Mexico mayor 'killed for standing up to drugs cartel'
Mexico's local authorities' association say a mayor allegedly threatened by drug gangs in the western state of Michoacan has been killed.
Ygnacio Lopez Mendoza, who headed the small town of Santa Ana Maya, was found dead in his car on Thursday.
He had been speaking out about the Knights Templar cartel and had recently ended an 18-day hunger strike demanding more funds for his municipality.
On Twitter, the former President Felipe Calderon demanded a full investigation.
Mr Calderon also linked the crime to the Knights Templar drug cartel, publishing a quote allegedly by Mr Lopez Mendoza, who was a qualified doctor.
"For every building work, we have to pay the Knights Templar 10%. All of us, Michoacan mayors, have this problem," the former president tweeted.'No accident'
In a letter to other mayors, the association of local authorities said that Mr Lopez Mendoza's death "was not an accident".

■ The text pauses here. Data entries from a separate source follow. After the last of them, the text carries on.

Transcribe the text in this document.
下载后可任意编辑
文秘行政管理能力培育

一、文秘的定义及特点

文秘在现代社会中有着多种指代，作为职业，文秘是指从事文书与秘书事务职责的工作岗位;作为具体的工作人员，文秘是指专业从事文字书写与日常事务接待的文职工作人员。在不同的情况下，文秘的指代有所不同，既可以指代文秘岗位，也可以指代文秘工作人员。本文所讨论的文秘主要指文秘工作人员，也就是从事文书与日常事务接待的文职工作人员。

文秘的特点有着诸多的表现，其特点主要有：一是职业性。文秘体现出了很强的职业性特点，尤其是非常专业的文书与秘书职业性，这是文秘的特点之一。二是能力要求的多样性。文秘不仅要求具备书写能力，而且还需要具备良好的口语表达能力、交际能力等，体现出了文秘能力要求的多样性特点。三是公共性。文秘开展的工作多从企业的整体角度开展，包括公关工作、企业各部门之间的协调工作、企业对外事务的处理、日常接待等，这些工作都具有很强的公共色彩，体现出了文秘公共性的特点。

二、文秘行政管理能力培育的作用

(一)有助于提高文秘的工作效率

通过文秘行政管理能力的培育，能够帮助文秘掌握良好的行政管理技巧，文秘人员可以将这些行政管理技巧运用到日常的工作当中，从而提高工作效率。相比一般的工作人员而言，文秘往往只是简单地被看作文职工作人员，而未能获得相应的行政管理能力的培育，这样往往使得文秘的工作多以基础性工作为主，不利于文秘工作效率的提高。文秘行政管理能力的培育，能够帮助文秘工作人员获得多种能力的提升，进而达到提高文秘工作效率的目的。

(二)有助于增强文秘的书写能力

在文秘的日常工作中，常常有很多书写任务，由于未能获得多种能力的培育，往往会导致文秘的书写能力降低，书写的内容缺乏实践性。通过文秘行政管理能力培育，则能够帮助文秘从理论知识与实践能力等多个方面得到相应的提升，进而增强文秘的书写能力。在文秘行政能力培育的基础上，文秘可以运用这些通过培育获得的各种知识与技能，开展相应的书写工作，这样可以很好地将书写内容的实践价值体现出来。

Knights Templar drug cartel
- First emerged in 2011 as an off-shoot of La Familia Michoacana drug cartel
- Takes its name from a Christian military order from the Middle Ages
- Claims to protect Michoacan residents from kidnappings, extortion and robberies committed by rival gangs
- Members say they abide by a code of honour which includes not drinking or taking drugs and not abusing family members
- Often uses pseudo-religious language to justify acts of violence
- Controls much of the methamphetamine and marijuana trade in western Mexico
- Cartel members have been accused of murders, kidnappings and extortion
- Operates mainly in western Michoacan state
- At war with Zetas cartel and Jalisco Nueva Generacion drugs gang
Early reports on Thursday suggested he might have been killed in a car crash.

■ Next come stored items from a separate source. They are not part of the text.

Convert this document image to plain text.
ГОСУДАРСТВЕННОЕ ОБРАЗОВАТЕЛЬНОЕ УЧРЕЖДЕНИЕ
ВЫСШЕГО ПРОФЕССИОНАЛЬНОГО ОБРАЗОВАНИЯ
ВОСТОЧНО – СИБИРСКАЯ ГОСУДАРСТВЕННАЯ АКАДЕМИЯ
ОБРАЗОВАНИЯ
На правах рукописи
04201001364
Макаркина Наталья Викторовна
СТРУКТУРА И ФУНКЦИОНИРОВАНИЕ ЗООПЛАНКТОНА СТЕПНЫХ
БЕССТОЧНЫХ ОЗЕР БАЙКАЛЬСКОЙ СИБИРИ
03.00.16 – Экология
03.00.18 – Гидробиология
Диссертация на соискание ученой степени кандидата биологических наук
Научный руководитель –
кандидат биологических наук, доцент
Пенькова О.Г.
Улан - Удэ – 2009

"According to information given by his [Mr Lopez Mendoza's] family, the doctor got home at about midnight and as he drove his car in, he was abducted by a group of people," the letter read.

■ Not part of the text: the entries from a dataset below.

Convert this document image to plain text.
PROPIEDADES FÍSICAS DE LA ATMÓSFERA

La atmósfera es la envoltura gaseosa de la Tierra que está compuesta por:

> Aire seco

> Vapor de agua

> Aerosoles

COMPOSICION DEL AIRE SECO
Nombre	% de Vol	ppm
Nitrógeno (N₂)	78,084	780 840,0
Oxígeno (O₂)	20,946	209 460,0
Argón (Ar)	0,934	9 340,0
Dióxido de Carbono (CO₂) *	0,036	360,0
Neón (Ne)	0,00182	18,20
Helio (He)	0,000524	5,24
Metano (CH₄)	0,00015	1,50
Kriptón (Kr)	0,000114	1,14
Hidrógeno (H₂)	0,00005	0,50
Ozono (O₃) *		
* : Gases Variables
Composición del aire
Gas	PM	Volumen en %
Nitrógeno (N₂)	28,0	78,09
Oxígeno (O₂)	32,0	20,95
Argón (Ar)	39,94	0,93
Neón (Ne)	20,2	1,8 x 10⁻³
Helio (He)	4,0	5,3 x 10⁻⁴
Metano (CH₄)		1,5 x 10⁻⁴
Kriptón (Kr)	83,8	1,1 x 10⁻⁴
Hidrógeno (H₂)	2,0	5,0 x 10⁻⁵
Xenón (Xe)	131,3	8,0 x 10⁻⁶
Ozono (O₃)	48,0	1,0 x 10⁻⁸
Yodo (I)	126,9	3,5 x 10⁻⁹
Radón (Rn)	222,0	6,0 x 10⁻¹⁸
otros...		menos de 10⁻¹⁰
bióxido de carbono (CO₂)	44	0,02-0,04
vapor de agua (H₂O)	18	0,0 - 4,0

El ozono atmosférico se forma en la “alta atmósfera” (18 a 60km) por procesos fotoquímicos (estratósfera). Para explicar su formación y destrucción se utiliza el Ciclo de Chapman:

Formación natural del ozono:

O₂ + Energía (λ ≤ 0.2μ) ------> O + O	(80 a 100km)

In an interview with a local radio, the executive-secretary of the association said the politician was tortured.
Ricardo Baptista Gonzalez told MVS that Mr Lopez Mendoza got a call from the drugs cartel demanding "more pay", after the federal government agreed to disburse more funds for his municipality.
In May, President Enrique Pena Nieto sent in a general to take over police and military operations in the western state.
Self-defence vigilante groups have formed in several towns in the region vowing to fight the violence, kidnappings and extortion carried out by drug cartels.
Some 60,000 people have died across Mexico since 2006 when the previous government under Felipe Calderon deployed the military against the drugs gangs.